Marketing And Sales Is Like Football
In a complex B2B sale, the salesperson’s job is to enhance and personalize the marketing message for the buyer. The salesperson is supposed to deliver the information from the company to the decision-maker in a way that effectively shows the product and company in the best light for that particular prospect.
The easiest way to show this is via a vector diagram. While I understand that vector mathematics may be scary for some readers, they are not that difficult to comprehend.
As we can see in Figures A and B, the goal is to convince the prospect that the company’s product is the best product for this purchase. Marketing has to deliver content to all prospects, so it cannot perfectly align the message to the specific goals of the individual prospect. Also, since Marketing has no knowledge of which competitors are in play in that particular situation, they cannot efficiently deliver traps in most cases. Therefore, we see that the messaging from Marketing is not the shortest distance from your company to the finish line of winning the decision by the prospect.
In Figure A, the product sold is a commodity-type product. In this case, the marketing message is entirely adequate to convince the prospect to buy the product. Even though the message is not perfectly aligned to the prospect’s specific needs, the product’s benefits are sufficiently understood to get across the line.
In Figure B this is not the case. In Figure B, the message is still not perfectly aligned to the prospect’s needs, and it is not adequate to make a decision. It may not be enough information, and it also may not be the correct type of information. Therefore, a salesperson needs to fill in the information to cover the gap.
This information gap is why it is so important for salespeople to exist. They need to take the information that is created by the marketing department and efficiently deliver it to the prospect. Great salespeople need to package information so that the prospect can make the desired decision.
It is impossible for the marketing department to create a targeted value pitch to every prospect. The more efficient the salesperson is in packaging this information to control the buying process, the more products that the salesperson will sell and the higher his or her commission.
The above analysis is not to give the marketing department a break in delivering fantastic content. It should be the goal of all marketing departments to provide content that can be easily repackaged and tuned to the needs of the trap-setting salesperson. The marketing department needs to acknowledge that they are unable to convince the majority of the prospects to make a favorable decision and understand that if they work with imaginative salespeople, sales will come more frequently.

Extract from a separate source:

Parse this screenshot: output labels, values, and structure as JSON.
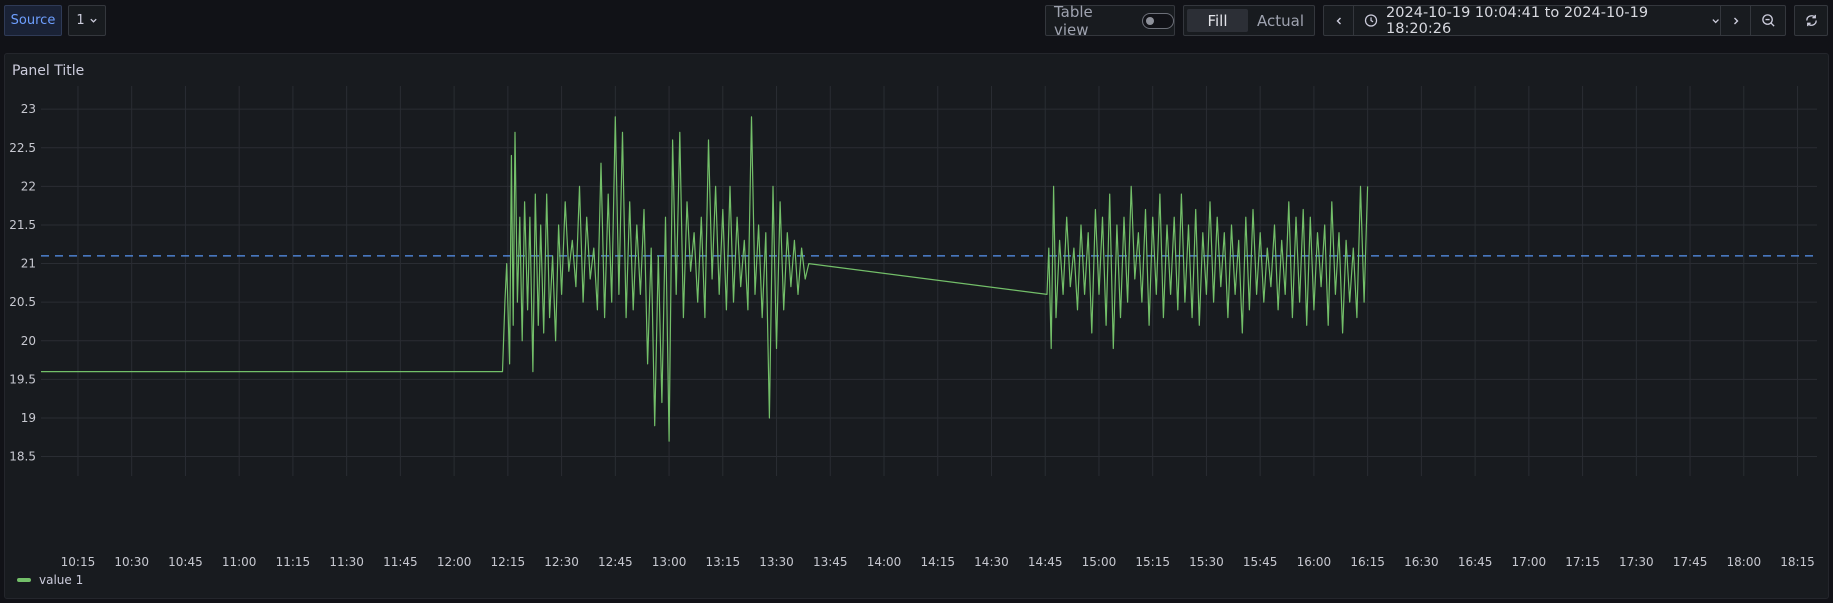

Let me try to explain this with some sports metaphors. In American football, the quarterback and team don’t go straight down the field. They do a series of plays going left and right but always trying for a net forward position. Some plays will be a run to the left, a pass to the right, or a run up the middle.
Football is very analogous to a sales campaign. The amount sideways that the player travels doesn’t matter. It is only the forward progress that matters. The goal of the football team is to advance the ball to cross the end line, and it doesn’t matter if that is through the middle of the field or in either corner.
Your goal is the same as the football team. You are responsible for getting the ball into the end zone or, more accurately, for closing the order. In football, the offensive team has the goal of moving the ball down the field to the touchdown. They have this goal if they receive the ball on their 49-yard line. They also have this goal if they receive the ball on their 2-yard line. The goal doesn’t change based on the position of the ball on the field. It also doesn’t change for you based on the quality or source of the lead.
By accepting that you cannot use the excuse of a bad marketing department in your success or lack thereof, you will become more successful. Your job is to take the leads that you receive and make them orders. Your job is to take the content that you receive from the marketing department and make it understandable and persuasive to your prospect. The ultimate failure is yours, not your marketing department. It is your job on the line. It is your commission on the line. You must take what marketing has prepared and use it to be successful.
It is not the fault of your marketing department if your literature and website are not perfect matches for your prospects. You need to bridge the gap between the standard marketing message and the fine-tuned and tailored message that will resonate with your prospect.
Take the ball and get it down the field to score. That is what you are paid to do. The great quarterbacks of the NFL do not complain that they always get the ball on their own 15-yard line. They put a plan together and do everything in their power and the power of their team to score a touchdown. You need to do the same. You need to do the same thing because there is no crying in sales.